Naturally, we were both excited about the financial benefits of Tori returning to work, too. While Tori was on disability she only received 80% of her technical 0.83 Full Time Employee status (which equates to 26.56 hours pay per week) despite the fact that she often worked 40+ hours in any given week. We were fine financially, but it will be nice to be able to pay more toward her student loans when her income gets back to normal. But that didn’t happen as planned either.
Now that Tori was cleared to go back to work, we thought she’d be making money and taking paychecks to the bank as soon as her back to work date arrived. That’s where we made our mistake and we’re going to share our story so that you won’t fall into the same trap.
The Red Flags We Missed
Tori met with her human resources department prior to her second foot surgery to see how it would affect her job. The meeting was successful in our opinion. Her HR department said that they would reemploy her at her place of work upon her return from surgery in a nursing position of some sort, but her current position wasn’t guaranteed.
Her HR department said to simply inform them 2 weeks before her return to work date and she’d be able to start on her return to work date.
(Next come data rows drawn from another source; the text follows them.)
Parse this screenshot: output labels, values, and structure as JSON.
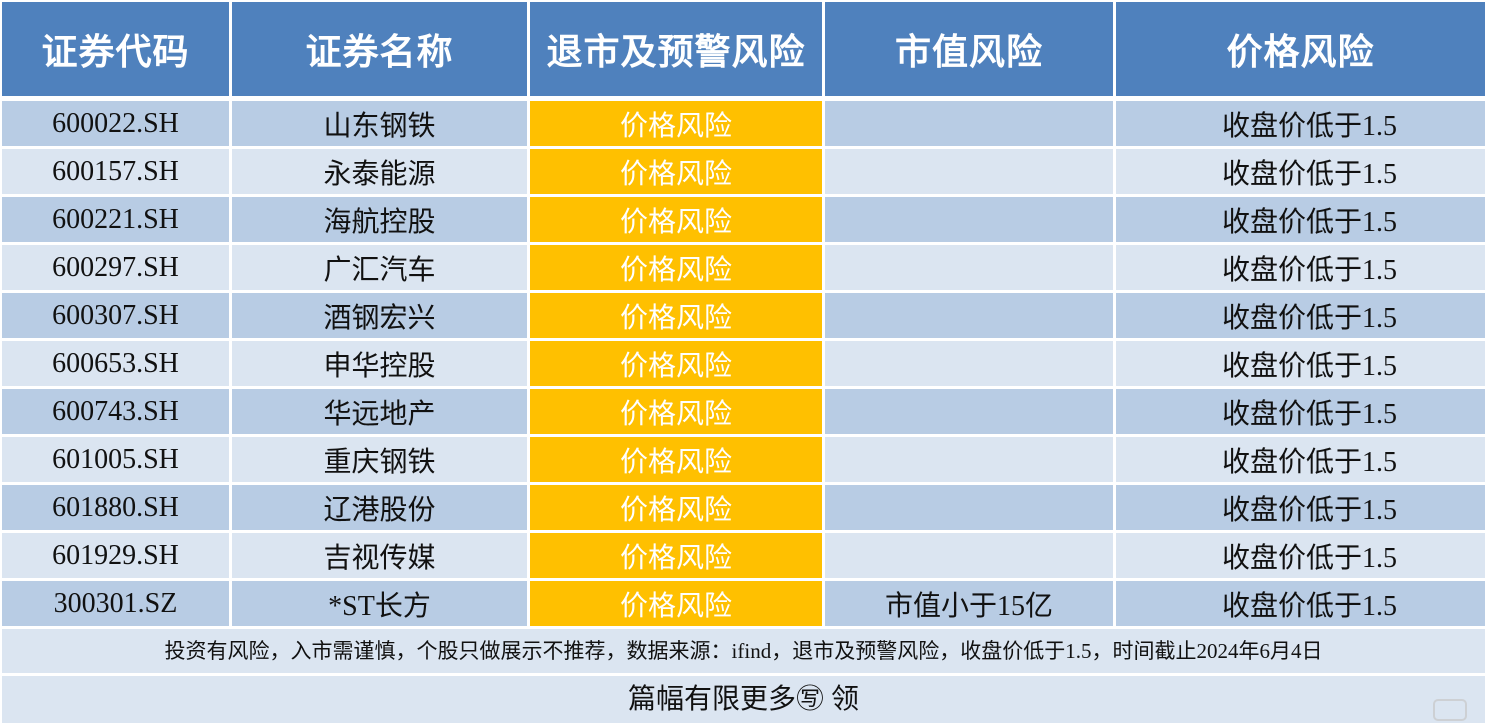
{
  "headers": [
    "证券代码",
    "证券名称",
    "退市及预警风险",
    "市值风险",
    "价格风险"
  ],
  "rows": [
    {
      "code": "600022.SH",
      "name": "山东钢铁",
      "delist": "价格风险",
      "cap": "",
      "price": "收盘价低于1.5"
    },
    {
      "code": "600157.SH",
      "name": "永泰能源",
      "delist": "价格风险",
      "cap": "",
      "price": "收盘价低于1.5"
    },
    {
      "code": "600221.SH",
      "name": "海航控股",
      "delist": "价格风险",
      "cap": "",
      "price": "收盘价低于1.5"
    },
    {
      "code": "600297.SH",
      "name": "广汇汽车",
      "delist": "价格风险",
      "cap": "",
      "price": "收盘价低于1.5"
    },
    {
      "code": "600307.SH",
      "name": "酒钢宏兴",
      "delist": "价格风险",
      "cap": "",
      "price": "收盘价低于1.5"
    },
    {
      "code": "600653.SH",
      "name": "申华控股",
      "delist": "价格风险",
      "cap": "",
      "price": "收盘价低于1.5"
    },
    {
      "code": "600743.SH",
      "name": "华远地产",
      "delist": "价格风险",
      "cap": "",
      "price": "收盘价低于1.5"
    },
    {
      "code": "601005.SH",
      "name": "重庆钢铁",
      "delist": "价格风险",
      "cap": "",
      "price": "收盘价低于1.5"
    },
    {
      "code": "601880.SH",
      "name": "辽港股份",
      "delist": "价格风险",
      "cap": "",
      "price": "收盘价低于1.5"
    },
    {
      "code": "601929.SH",
      "name": "吉视传媒",
      "delist": "价格风险",
      "cap": "",
      "price": "收盘价低于1.5"
    },
    {
      "code": "300301.SZ",
      "name": "*ST长方",
      "delist": "价格风险",
      "cap": "市值小于15亿",
      "price": "收盘价低于1.5"
    }
  ],
  "note": "投资有风险，入市需谨慎，个股只做展示不推荐，数据来源：ifind，退市及预警风险，收盘价低于1.5，时间截止2024年6月4日",
  "more": "篇幅有限更多㊢ 领",
  "colors": {
    "header": "#4f81bd",
    "row_dark": "#b8cce4",
    "row_light": "#dbe5f1",
    "warning": "#ffc000"
  }
}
We didn’t get anything human resources said in writing and that was the first red flag we missed.
If you’re out on disability longer than FMLA leave allows (12 weeks), then your job is not guaranteed to be there for you when you return. Due to the nature of Tori’s foot surgery, she was out for longer than 12 weeks. In fact, she was out of work for nearly 5 months! That was the second HUGE red flag we missed.
Getting Your Job Back Isn’t Guaranteed
In case you didn’t get the drift, Tori didn’t get to go back to work on her return to work date. Tori was proactive and told her human resources department of her return to work date as soon as she found out, which was nearly a month and a half in advance.
Despite the generous amount of time Tori gave to her human resources department, her return to work date came and went and she was still at home on the couch with no position and no pay. She had to use a week of her paid vacation time in order to receive any money at all and she definitely wasn’t taking a vacation.
In fact, her human resources department was treating her like any other person interviewing for a job, rather than giving her the promised position. Tori had to take another drug test, pass another background check and actually interview for multiple positions within the hospital. They even made her interview for the same exact position she left. She wasn’t guaranteed to be picked for any of the positions, including her old position.
Another week went by, this time there was no more vacation time to take and there was no pay. Luckily, this was the last week Tori would have to go without pay because, at the end of the week, she was offered a couple of different positions which she gratefully accepted. Two full weeks after her back to work date, Tori was finally back to work.
Lessons To Learn From Our Experience
Lesson #1: Just because you’re cleared to go back to work doesn’t mean you’ll have a job waiting for you. We’re lucky that Tori was offered a position only two weeks later than we expected. If there were no open positions she could have had to wait even longer!
Lesson #2: Prepare for the worst and hope for the best. Once we knew that Tori wouldn’t be able to take any more vacation time, we knew her pay was no longer part of our income for the foreseeable future. We didn’t have a crystal ball and had no clue when she’d return to work.
Lesson #3: Have an emergency fund. We do have an emergency fund which would have covered us for quite a while, but we immediately cut back on any extra discretionary spending. We were preparing for the worst case that she might not work for months.
What would you have done if you were in our position? Would you have had some savings to get you through the time with no income?